Most modems do some sort of compression of the data. If the data is text, then a significant compression is possible, so that perhaps 50k of text results in only 5k of data transfer, with the modem at the other end decompressing it. In this case, a faster serial port speed results in the modem getting more data faster to be able to do better compression. However, most of a modem users upload is just connection requests to servers, or IRC/AIM/ICQ chat, which is just text data, and very little of it. The compression doesn't really result in very much difference in speed, and the inherent latency of a dialup line makes it pretty much unnoticeable. On the download side, whether or not extreme compression occurs depends on your ISP's modem's abilities; and given the content of many webpages, the amount of compressible text isn't much these days, while the uncompressible images or other objects are becoming greater.
Also, the limits of analog modem use are a result of the physical limits of analog phone lines and the switching systems. The FCC limits what is allowed on the phone lines, so that the limit for the download is now 53Kbps for a 56k modem, and the only way that is possible is if your phone line is digitally transferred through from your ISP through the phone network all the way up to the last point where it goes analog to your phone. The upload limit can't even go that high, because the signal has to start out as an analog signal which can't be gotten up to those speeds. V.92 modems apparently don't really get up to 48Kbps uploads, they're just able to do it in the right conditions.
Also, external modems DO have some differences from many internal modems. Many of the cheaper internal modems are "software modems" -- the chip onboard doesn't do any of the signal processing, it just converts the signal to a form to send to the CPU, which then converts it to digital information (some types do a limited amount of processing so that it's not entirely software processed). A modem which does the entire process has a Digital Signal Processor (DSP) onboard, which converts the analog signal directly to the original digital data stream that the original computer was sending, then sends it to the processor for storage, display, whatever. All or at least very nearly all serial-port modems are hardware modems, simply because of the low data rate compared to a PCI bus, and external modems are already expensive anyway so you may as well be getting the best type possible. USB modems I think for the most part are software modems, but there may be hardware-based versions.

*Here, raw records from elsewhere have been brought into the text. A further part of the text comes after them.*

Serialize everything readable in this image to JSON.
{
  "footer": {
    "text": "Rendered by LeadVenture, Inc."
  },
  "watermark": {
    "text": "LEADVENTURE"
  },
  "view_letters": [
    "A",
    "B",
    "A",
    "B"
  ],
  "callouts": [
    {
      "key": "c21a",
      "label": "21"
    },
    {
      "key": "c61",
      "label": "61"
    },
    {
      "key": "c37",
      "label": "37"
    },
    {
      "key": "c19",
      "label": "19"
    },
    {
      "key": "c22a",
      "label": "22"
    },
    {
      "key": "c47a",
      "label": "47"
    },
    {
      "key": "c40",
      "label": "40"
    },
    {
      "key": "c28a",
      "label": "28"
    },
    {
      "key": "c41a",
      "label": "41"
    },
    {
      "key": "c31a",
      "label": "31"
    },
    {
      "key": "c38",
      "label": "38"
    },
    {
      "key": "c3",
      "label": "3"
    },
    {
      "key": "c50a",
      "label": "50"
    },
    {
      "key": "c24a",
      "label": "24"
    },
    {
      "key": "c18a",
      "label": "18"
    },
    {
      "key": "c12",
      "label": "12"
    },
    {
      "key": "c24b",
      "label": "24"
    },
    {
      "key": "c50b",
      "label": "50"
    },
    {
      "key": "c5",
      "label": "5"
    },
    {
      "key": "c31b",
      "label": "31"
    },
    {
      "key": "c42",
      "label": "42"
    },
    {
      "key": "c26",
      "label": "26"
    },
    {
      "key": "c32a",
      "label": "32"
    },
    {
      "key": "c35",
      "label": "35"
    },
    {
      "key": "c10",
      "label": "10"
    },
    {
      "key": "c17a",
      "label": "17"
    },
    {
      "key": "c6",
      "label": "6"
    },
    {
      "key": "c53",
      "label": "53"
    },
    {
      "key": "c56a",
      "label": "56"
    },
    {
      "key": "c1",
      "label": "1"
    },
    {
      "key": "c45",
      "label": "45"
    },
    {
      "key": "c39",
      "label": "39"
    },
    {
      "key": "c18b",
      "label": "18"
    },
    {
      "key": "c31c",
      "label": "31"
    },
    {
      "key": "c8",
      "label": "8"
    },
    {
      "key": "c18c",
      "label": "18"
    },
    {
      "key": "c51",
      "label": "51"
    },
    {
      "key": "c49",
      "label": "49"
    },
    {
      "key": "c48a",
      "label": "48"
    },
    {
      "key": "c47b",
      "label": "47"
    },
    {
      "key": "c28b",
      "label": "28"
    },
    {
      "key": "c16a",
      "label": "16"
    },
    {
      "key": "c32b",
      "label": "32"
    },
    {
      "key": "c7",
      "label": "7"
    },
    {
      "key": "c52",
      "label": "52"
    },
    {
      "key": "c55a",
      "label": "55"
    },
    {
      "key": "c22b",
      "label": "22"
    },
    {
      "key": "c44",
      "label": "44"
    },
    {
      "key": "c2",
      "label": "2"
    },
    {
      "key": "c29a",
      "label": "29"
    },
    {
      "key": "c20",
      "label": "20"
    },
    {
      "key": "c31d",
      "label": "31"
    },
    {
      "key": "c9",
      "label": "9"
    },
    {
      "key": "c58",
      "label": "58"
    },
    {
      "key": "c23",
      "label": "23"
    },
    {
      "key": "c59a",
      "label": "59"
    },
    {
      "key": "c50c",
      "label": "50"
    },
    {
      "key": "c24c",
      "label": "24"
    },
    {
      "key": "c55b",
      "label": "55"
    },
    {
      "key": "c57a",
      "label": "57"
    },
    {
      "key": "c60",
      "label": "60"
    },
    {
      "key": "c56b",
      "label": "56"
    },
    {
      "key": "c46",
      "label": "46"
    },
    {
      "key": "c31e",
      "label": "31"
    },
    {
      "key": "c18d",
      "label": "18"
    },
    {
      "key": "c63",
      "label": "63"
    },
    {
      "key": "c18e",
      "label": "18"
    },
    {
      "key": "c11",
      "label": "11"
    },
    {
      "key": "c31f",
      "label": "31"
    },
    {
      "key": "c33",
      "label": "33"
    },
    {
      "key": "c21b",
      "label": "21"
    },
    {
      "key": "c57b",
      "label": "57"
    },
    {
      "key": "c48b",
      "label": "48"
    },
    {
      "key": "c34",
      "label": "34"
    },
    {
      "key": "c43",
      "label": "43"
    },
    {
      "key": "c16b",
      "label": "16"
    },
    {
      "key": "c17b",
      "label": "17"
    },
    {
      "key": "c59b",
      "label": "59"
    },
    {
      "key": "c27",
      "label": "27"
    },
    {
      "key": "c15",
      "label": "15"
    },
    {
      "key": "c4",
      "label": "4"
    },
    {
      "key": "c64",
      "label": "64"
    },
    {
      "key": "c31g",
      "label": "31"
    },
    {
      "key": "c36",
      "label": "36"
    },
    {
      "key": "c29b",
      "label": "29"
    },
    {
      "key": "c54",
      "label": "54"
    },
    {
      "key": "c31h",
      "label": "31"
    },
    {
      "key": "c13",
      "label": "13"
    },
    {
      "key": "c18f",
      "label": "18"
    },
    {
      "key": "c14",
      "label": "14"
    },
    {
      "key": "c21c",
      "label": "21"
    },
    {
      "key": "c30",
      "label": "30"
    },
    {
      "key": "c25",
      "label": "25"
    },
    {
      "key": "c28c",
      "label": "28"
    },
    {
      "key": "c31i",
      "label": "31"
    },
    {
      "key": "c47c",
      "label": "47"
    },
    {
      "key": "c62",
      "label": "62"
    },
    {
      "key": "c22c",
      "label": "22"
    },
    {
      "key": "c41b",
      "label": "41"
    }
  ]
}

A software modem uses CPU cycles for the modem processing. This means that the other stuff you're doing doesn't have as many cycles available. On a very slow CPU, this can mean a significant portion of the CPU power is being used just for the modem transfer, and in the past there've been issues with software modems not always getting as good a speed as a hardware modem, or the noticeable speed seems slow because the processor isn't able to deal with the data fast enough. However, with today's CPUs, and very well-tuned software modem chips, this isn't much of an issue. Some people get better performance with a software modem than a hardware modem.